Breathing is not a problem if you opt for a vent and trach. Swallowing is not a nutritional problem with a feeding tube. That pretty much takes care of the actual life threatening problems of ALS!
A vent is not for everyone. Those with rapid progression and loss of nearly all movement will face being locked in (mind is working but with no way to communicate even yes/no) fairly soon. In all of the United States, a patient can request to be taken off the vent and allowed to die at any time, and the process will be done under heavy sedation and other meds for a peaceful death. Learn about your country's laws regarding your right to discontinue treatment, including a ventilator, before deciding.
The hard part is deciding "when". If the patient waits too long, he or she can be locked in with no way to say turn off the vent. Patients can live for years in this state. Most people consider that an extremely undesirable way to live. Family is stressed terribly. No one should go on a vent without deciding when they want the vent turned off and telling their family and doctors that decision. Giving medical power of attorney to someone they believe will carry out that decision is critical. Often the best person for that job is not an emotionally torn family member.

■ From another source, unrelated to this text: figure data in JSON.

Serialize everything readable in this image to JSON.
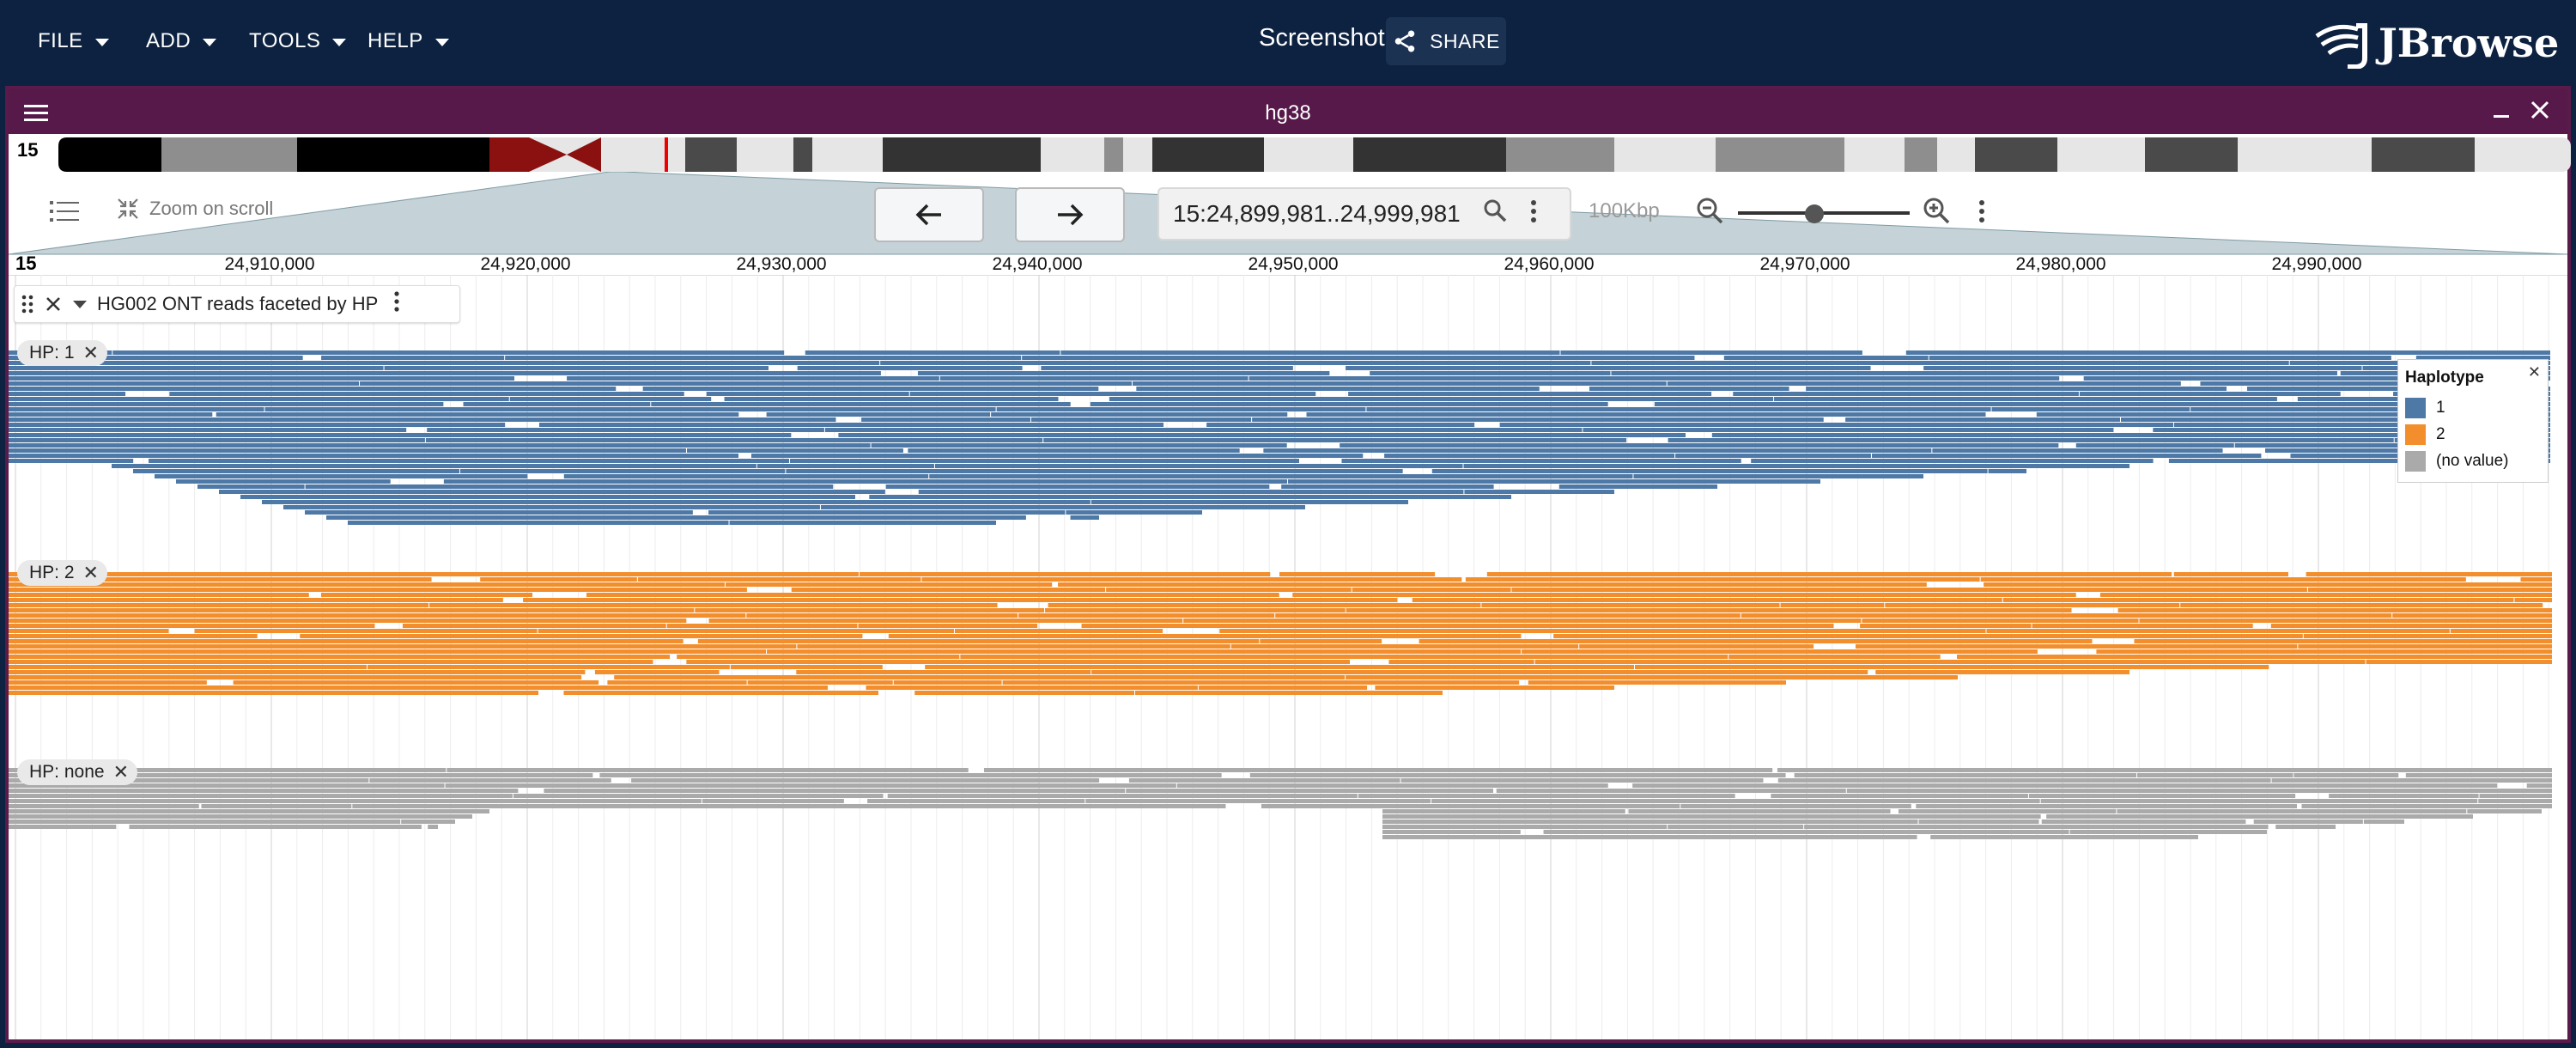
{
  "menus": [
    "FILE",
    "ADD",
    "TOOLS",
    "HELP"
  ],
  "header": {
    "screenshot_label": "Screenshot",
    "share_label": "SHARE",
    "logo_text": "JBrowse"
  },
  "view": {
    "title": "hg38",
    "chromosome": "15",
    "zoom_on_scroll": "Zoom on scroll",
    "locstring": "15:24,899,981..24,999,981",
    "bp_per_view": "100Kbp",
    "ruler_ticks": [
      "24,910,000",
      "24,920,000",
      "24,930,000",
      "24,940,000",
      "24,950,000",
      "24,960,000",
      "24,970,000",
      "24,980,000",
      "24,990,000"
    ]
  },
  "track": {
    "name": "HG002 ONT reads faceted by HP",
    "facets": [
      {
        "label": "HP: 1",
        "color": "#4e79a7"
      },
      {
        "label": "HP: 2",
        "color": "#f28e2b"
      },
      {
        "label": "HP: none",
        "color": "#aaaaaa"
      }
    ]
  },
  "legend": {
    "title": "Haplotype",
    "items": [
      {
        "label": "1",
        "color": "#4e79a7"
      },
      {
        "label": "2",
        "color": "#f28e2b"
      },
      {
        "label": "(no value)",
        "color": "#aaaaaa"
      }
    ]
  },
  "colors": {
    "appbar": "#0d2240",
    "view_header": "#57184a",
    "hp1": "#4e79a7",
    "hp2": "#f28e2b",
    "hpnone": "#aaaaaa"
  }
}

Going to a vent is not an easy decision. If you have read "Safe Harbor" you know that I have found vent life to be positive and I tend to be pro-vent. It is horrifying to me that only 5% of ALS patients in the United States opt for a vent while 50% of ALS patients in Japan do. But that is a topic about our pathetically bad health care system...
I definitely recognize that I have had all the breaks in the situation; a husband who was able to take early retirement to care for me, supportive family even though only one family member lives here and the rest are 800+ miles away. A couple of friends have pitched in to help so we don't have the expense of paid care. I am a couch potato by nature and can keep occupied and happy. Most of all, my ALS has been very slowly (but consistently) progressive making the decision to vent worthwhile. In spite of all that, I have tried to present the information here in an unbiased way as I can. I hope you find the information useful as you try to decide what to do.